Why has the state moved from paying companies to make a molecule to taking equity in the chemistry beneath it?

A company already makes a finished antibiotic in India, at scale, on an active ingredient it imports. Over a few years, the government offers three kinds of manufacturing incentive. First, a payment for every kilogram of that input made at home. Then cheap land and shared utilities to build the plant inside a dedicated park. Most recently, research grants and patient capital to develop the fermentation process itself and carry it to scale. Three incentives, three different things paid for. What is the state trying to buy, and why does it keep changing what it puts on the table?

The familiar reading is that India is the pharmacy of the world and merely needs to extend that strength upstream into its own raw materials. The incentives tell a more honest story about what was there to begin with. For the class of fermentation-based antibiotics at the centre of this anxiety, the country did once make the key starting material; in the 1990s a handful of firms and a public sector unit produced it. That capability was thin and sub-scale, and it did not lapse through any loss of technical knowledge. It lapsed through a sequence the state itself set in motion: the input was taken off the import-restriction list early in the 2000s, cheaper imported material undercut the domestic price by roughly half, and the price ceiling on finished medicines pushed every formulator toward the lowest-cost input. The domestic producers withdrew one after another over the following decade. What China built in those same years was not a larger copy of what India had; it was an industrial ecosystem of a scale and cost India had never possessed. What had to be closed was therefore never a single molecule. It was the chemistry, the utilities, the effluent capacity, and the process refinement that sit underneath the molecule.

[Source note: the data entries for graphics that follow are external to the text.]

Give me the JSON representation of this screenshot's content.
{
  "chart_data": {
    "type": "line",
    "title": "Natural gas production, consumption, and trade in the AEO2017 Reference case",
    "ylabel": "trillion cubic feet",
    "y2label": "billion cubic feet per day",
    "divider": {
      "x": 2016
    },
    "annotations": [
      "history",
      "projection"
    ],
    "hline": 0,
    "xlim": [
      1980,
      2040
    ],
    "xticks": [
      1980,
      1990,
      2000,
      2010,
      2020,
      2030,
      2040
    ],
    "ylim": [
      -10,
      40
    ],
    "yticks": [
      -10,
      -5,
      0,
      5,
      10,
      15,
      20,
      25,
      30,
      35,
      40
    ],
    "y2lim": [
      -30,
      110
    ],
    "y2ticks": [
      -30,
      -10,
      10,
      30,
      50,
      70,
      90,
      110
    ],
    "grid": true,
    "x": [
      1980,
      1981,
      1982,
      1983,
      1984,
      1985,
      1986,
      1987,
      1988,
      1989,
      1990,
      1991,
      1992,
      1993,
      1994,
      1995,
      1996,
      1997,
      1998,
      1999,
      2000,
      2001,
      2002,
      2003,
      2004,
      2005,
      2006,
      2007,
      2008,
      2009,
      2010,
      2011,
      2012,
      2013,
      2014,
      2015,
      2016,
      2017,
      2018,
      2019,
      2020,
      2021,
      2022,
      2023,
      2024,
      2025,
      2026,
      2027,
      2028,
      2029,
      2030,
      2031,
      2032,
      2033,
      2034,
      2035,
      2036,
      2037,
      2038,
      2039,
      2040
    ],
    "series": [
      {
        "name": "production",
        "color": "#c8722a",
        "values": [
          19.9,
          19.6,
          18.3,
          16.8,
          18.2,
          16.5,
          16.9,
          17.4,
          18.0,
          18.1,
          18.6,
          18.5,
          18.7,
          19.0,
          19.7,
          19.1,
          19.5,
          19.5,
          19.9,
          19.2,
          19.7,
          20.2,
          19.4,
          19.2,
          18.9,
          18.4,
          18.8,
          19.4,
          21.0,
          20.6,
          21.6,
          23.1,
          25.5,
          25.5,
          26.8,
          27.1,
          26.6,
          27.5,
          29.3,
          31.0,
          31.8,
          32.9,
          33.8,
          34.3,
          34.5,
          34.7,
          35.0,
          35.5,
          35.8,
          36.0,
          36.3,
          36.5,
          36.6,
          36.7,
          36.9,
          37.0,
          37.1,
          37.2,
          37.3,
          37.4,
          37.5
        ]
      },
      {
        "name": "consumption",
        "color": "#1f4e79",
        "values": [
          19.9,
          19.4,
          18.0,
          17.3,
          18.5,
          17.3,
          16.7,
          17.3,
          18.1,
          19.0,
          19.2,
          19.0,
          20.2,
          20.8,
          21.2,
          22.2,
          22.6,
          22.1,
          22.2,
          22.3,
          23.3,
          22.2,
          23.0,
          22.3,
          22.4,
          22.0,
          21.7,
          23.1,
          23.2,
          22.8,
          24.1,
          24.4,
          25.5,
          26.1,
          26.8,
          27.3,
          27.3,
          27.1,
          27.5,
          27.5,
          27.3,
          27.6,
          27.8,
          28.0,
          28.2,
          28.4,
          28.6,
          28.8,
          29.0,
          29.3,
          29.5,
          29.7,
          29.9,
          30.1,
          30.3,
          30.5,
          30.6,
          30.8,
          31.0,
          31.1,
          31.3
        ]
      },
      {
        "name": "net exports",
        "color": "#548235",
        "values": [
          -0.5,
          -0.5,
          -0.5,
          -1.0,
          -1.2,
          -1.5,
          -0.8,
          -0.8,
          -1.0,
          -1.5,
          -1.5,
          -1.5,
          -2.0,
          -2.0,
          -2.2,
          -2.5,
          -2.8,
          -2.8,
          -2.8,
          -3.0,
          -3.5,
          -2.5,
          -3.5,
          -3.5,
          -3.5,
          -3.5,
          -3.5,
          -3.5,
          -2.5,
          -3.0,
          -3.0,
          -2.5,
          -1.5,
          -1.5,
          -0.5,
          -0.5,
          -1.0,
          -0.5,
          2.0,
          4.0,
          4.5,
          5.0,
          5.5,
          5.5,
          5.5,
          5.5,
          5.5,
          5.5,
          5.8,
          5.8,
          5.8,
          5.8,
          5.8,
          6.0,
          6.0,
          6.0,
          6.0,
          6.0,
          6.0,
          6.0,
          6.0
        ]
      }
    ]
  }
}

This is why the incentive keeps changing, and why the change is the real signal. The Production Linked Incentive paid for output: a sum on each unit of the input produced domestically, designed to make a once-viable molecule viable again. It restarted a few plants, but it could not alter the cost structure that had killed them, because a payment per kilogram does not build a cluster or refine a process. The Bulk Drug Parks funded shared infrastructure: common utilities and effluent treatment in dedicated locations, an attempt to manufacture the cost advantage that scale and clustering give a competitor. The most recent layer funds something neither of the first two could reach, and it arrives in two coordinated forms. A subsidy on output assumes the capability already exists and only needs to be made profitable; capital deployed this far upstream assumes the capability has to be built before profit is even a question. Through the Anusandhan National Research Foundation, grant money flows into the science base itself, into the national laboratories and the government's own pharmaceutical research institutes, the National Institute of Pharmaceutical Education and Research, the NIPER network, where the process chemistry that was never built at scale is developed. Alongside it, the Research, Development and Innovation Fund carries that science toward industrial scale through patient capital, equity, convertible instruments and long-term debt, deployed through dedicated managers such as the Biotechnology Industry Research Assistance Council and directed at the inputs where dependence on a single source runs highest. Over all of it sits the biomanufacturing policy, BioE3, Biotechnology for Economy, Environment and Employment, which places high-value chemicals, active ingredients and enzymes at the front of its priorities and treats fermentation capacity as a strategic asset to be created rather than a market to be subsidised.

For a practitioner, the lesson sits in the migration itself. The state has worked out that ownership of a stack cannot be purchased by the kilogram; it has to be capitalised like an industry that does not yet exist. Reading any one of these incentives alone, a company sees a scheme to be qualified for. Reading them in sequence, it sees the government revising its own theory of the problem in real time: from the belief that the chemistry merely needed to be made profitable again, to the recognition that it has to be financed into being from the science upward. The country is not trying to assemble the world's medicines a little more cheaply than before. It is trying to own the biology and the chemistry beneath them, and each new incentive is an admission that the previous one was aimed one layer too shallow.